Below is an image from Coca-Cola’s 2016 “Taste the Feeling” campaign. Over 100 photographs were shot by fashion photographers for use in print and on the web. Whatever you think about Coke or the campaign itself, it’s hard not to admit that these vivid retro images look stunning. The shots are so uniquely stylised that even if you were to remove the product from the images entirely, you would still be able to connect the ads to Coke.

Taste the Feeling 2

“Taste the Feeling” is a multi-million-pound campaign that employs the expertise of world-class photographers. But there’s no reason why website images couldn’t be ‘branded’ in a similar fashion by simply applying consistent filter effects to well-chosen photography. This video by editing studio GradeKC demonstrates the power of professional colour grading to create different moods. What mood do you want your brand to convey?

Filtered Blog

Here’s our fictitious business blog page. Some slightly better stock images have been chosen and these have been treated using a simple retro colour filter to try to unify them.

Simple Colour Treatments


Spotify was rebranded in 2015 by New York agency Collins in an attempt to reposition the business as a music brand rather than a tech company. One of the most interesting parts of the project is how the team solved the problem of using images consistently. Spotify are reliant upon photographs of musicians from a vast range of different sources. They needed an easy way to unify these images so that they looked instantly ‘Spotify’ without the need to plaster logos all over them.

The design team came up with a very simple colour-wash effect inspired by concert posters produced on a budget in the 1960s. When applied to a series of images from a range of sources, this effect creates instant brand recognition for Spotify. The team even created a simple tool (“the colorizer”) that could be used by Spotify’s designers to generate this effect.


Duotone Blog

Here’s our example blog page again with some simple colour effects applied. The Verge do something similar on their homepage using CSS alone, although I’m not certain that it is completely successful.

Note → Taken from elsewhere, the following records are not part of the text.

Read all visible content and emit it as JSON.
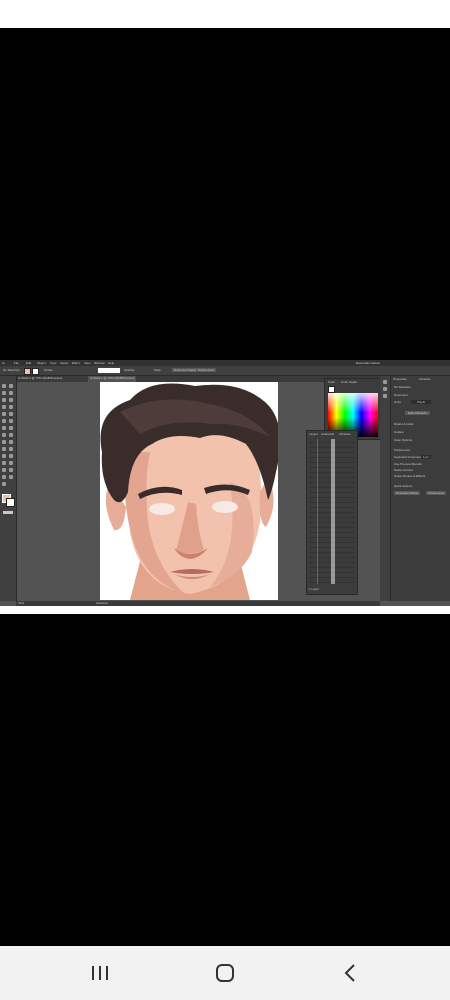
{
  "app": {
    "menu": [
      "Ai",
      "File",
      "Edit",
      "Object",
      "Type",
      "Select",
      "Effect",
      "View",
      "Window",
      "Help"
    ],
    "workspace_label": "Essentials Classic",
    "tabs": [
      "Untitled-1 @ 75% (RGB/Preview)",
      "Untitled-1 @ 40% (RGB/Preview)"
    ],
    "control_bar": {
      "selection_label": "No Selection",
      "stroke_label": "Stroke",
      "opacity_label": "Opacity:",
      "style_label": "Style:",
      "document_setup": "Document Setup",
      "preferences": "Preferences"
    },
    "status": {
      "zoom": "33%",
      "mode": "Selection"
    },
    "color_panel": {
      "tabs": [
        "Color",
        "Color Guide"
      ]
    },
    "layers_panel": {
      "tabs": [
        "Layers",
        "Artboards",
        "Libraries"
      ],
      "footer": "1 Layer"
    },
    "properties_panel": {
      "tabs": [
        "Properties",
        "Libraries"
      ],
      "sections": [
        "No Selection",
        "Document",
        "Units",
        "Pixels",
        "Edit Artboards",
        "Rulers & Grids",
        "Guides",
        "Snap Options",
        "Preferences",
        "Keyboard Increment",
        "Use Preview Bounds",
        "Scale Corners",
        "Scale Strokes & Effects",
        "Quick Actions",
        "Document Setup",
        "Preferences"
      ],
      "keyboard_increment_value": "1 px"
    },
    "colors": {
      "panel_bg": "#3c3c3c",
      "canvas_bg": "#535353",
      "accent_active_tab": "#535353"
    }
  },
  "android_nav": {
    "recent_icon": "recent-apps-icon",
    "home_icon": "home-icon",
    "back_icon": "back-icon"
  }
}
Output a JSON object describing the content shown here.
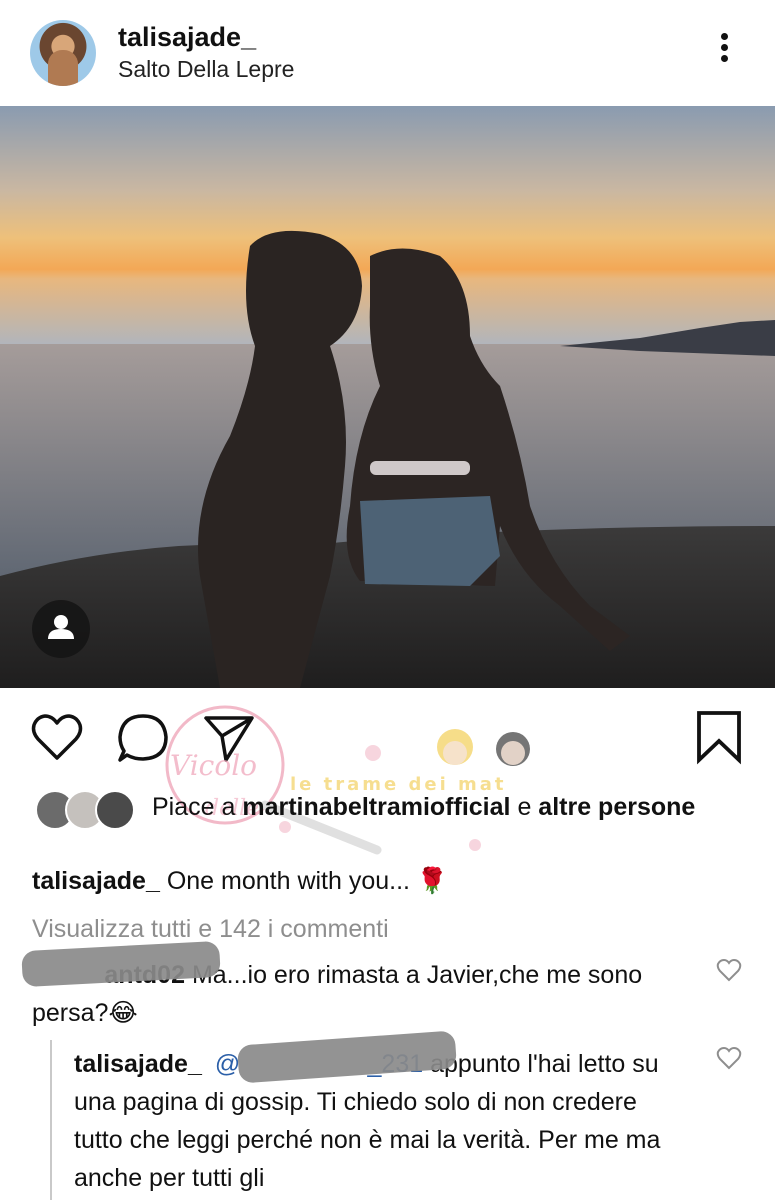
{
  "post": {
    "username": "talisajade_",
    "location": "Salto Della Lepre"
  },
  "icons": {
    "more": "more-vertical-icon",
    "like": "heart-icon",
    "comment": "comment-icon",
    "share": "send-icon",
    "save": "bookmark-icon",
    "tag": "user-tag-icon"
  },
  "likes": {
    "prefix": "Piace a",
    "user": "martinabeltramiofficial",
    "connector": "e",
    "others": "altre persone"
  },
  "caption": {
    "username": "talisajade_",
    "text": "One month with you... 🌹"
  },
  "view_all_comments": "Visualizza tutti e 142 i commenti",
  "comments": [
    {
      "visible_handle_tail": "antd02",
      "text": "Ma...io ero rimasta a Javier,che me sono persa?😂"
    },
    {
      "username": "talisajade_",
      "handle_prefix": "@",
      "handle_tail": "_231",
      "text": "appunto l'hai letto su una pagina di gossip. Ti chiedo solo di non credere tutto che leggi perché non è mai la verità. Per me ma anche per tutti gli"
    }
  ],
  "colors": {
    "text": "#111111",
    "muted": "#8e8e8e",
    "divider": "#c9c9c9"
  }
}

For me, one of the nicest ways to build a consistent online identity is to dispense with photos entirely. I love to look at websites that use custom illustrations to accompany the content that is published. A List Apart have been doing this for years and it still looks great — the drawings have become integral to the brand. HelpScout’s blog uses simple illustrations very effectively as does the Dollar Shave Club blog. I also love the work of designer Paul Woods and his Adloids project. And there’s the excellent WaitButWhy. Creating custom graphics is an approach that I’ve tried to take for my very own blog (albeit less successfully!).

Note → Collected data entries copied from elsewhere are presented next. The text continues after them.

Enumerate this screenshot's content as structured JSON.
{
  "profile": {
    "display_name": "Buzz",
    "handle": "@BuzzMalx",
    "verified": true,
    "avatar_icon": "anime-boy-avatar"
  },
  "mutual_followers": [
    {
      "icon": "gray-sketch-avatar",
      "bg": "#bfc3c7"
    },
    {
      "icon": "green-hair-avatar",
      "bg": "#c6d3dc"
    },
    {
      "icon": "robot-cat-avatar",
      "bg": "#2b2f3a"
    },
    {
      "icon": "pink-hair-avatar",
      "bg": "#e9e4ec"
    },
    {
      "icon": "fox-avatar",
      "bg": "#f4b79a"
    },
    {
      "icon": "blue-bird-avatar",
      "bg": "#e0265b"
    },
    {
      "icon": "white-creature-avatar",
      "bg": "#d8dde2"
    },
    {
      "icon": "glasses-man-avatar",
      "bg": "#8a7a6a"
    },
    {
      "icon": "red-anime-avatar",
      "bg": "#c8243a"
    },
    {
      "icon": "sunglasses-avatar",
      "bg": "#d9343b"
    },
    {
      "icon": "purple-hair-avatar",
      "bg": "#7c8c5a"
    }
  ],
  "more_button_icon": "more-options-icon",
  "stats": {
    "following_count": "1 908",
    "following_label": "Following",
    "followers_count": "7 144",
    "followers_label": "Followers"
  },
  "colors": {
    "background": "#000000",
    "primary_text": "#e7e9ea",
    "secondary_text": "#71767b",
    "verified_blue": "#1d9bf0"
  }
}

Producing custom illustrations for new website content isn’t a particularly practical strategy as it requires constant access to an illustrator or designer. I’ve recently been experimenting with ways in which content editors can fake a similar aesthetic however using simple online tools.

There are a number of free web-based image editors that can be used to quickly apply effects to an image. The great thing about these is the fact that they are accessible to anybody — you don’t need to be a designer with expensive software.

Illustrated Blog

On a recent client project I played around with the photo effects on Many of the filters are pretty naff, but decent results can be obtained if you stick to a select few. By defining these in an easy-to-understand guide, a client can turn even the worst photo into something a little smarter and on-brand.

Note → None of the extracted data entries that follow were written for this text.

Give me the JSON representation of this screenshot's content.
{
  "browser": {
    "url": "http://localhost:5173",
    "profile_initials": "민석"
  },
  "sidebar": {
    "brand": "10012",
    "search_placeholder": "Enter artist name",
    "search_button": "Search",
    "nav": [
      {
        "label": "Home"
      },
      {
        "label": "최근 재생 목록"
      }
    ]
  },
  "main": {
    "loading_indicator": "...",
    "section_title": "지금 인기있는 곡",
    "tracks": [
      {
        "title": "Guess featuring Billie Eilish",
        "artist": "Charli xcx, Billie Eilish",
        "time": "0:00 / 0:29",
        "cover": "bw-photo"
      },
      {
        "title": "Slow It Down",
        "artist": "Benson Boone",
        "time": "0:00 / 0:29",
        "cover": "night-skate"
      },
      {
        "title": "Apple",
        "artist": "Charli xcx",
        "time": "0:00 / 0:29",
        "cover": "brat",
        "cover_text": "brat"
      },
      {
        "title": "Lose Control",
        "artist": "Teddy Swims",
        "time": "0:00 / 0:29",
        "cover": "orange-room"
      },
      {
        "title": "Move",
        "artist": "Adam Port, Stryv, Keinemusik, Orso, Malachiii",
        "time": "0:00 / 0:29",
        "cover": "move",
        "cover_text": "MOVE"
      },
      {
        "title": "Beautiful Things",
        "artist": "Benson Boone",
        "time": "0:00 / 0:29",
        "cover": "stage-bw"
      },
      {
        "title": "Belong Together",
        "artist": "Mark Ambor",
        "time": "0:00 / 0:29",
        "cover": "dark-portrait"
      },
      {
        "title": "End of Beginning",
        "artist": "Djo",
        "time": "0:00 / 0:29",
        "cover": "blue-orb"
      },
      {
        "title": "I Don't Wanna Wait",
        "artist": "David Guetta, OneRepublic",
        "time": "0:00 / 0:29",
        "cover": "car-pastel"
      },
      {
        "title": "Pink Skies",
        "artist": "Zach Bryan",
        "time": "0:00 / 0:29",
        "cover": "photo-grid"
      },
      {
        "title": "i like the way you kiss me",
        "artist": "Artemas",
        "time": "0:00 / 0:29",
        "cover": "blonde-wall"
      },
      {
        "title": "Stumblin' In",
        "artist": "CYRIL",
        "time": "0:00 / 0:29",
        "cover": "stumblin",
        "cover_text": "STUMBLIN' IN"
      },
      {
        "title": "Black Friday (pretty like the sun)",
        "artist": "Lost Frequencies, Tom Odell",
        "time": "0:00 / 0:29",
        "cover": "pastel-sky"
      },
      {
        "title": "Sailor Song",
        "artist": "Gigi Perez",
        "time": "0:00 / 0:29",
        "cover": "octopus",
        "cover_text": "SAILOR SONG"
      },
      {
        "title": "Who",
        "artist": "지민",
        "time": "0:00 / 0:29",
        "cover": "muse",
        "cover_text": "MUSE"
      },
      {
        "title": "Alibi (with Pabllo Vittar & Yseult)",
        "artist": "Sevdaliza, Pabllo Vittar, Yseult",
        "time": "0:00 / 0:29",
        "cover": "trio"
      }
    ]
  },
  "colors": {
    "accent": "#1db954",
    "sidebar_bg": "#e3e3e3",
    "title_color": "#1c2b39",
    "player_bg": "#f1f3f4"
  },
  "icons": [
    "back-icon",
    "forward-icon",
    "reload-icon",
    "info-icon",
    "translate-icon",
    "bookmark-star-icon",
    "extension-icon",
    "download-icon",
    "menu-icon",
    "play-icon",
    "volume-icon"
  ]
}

A picture supposedly speaks a thousand words. Left in the wrong hands however, those words will be all be synonyms for “crap”.

As designers, we must take control. We need to define simple guidelines that can be followed by anybody who is responsible for publishing new content to a website. We need to ensure that technical processes are put in place that output images in the correct format. And we need to clearly define what an “on-brand” image looks like. We should also consider the use of simple images treatments in order to strengthen the visual identity of a digital brand.

Don’t let websites get ruined by crap images.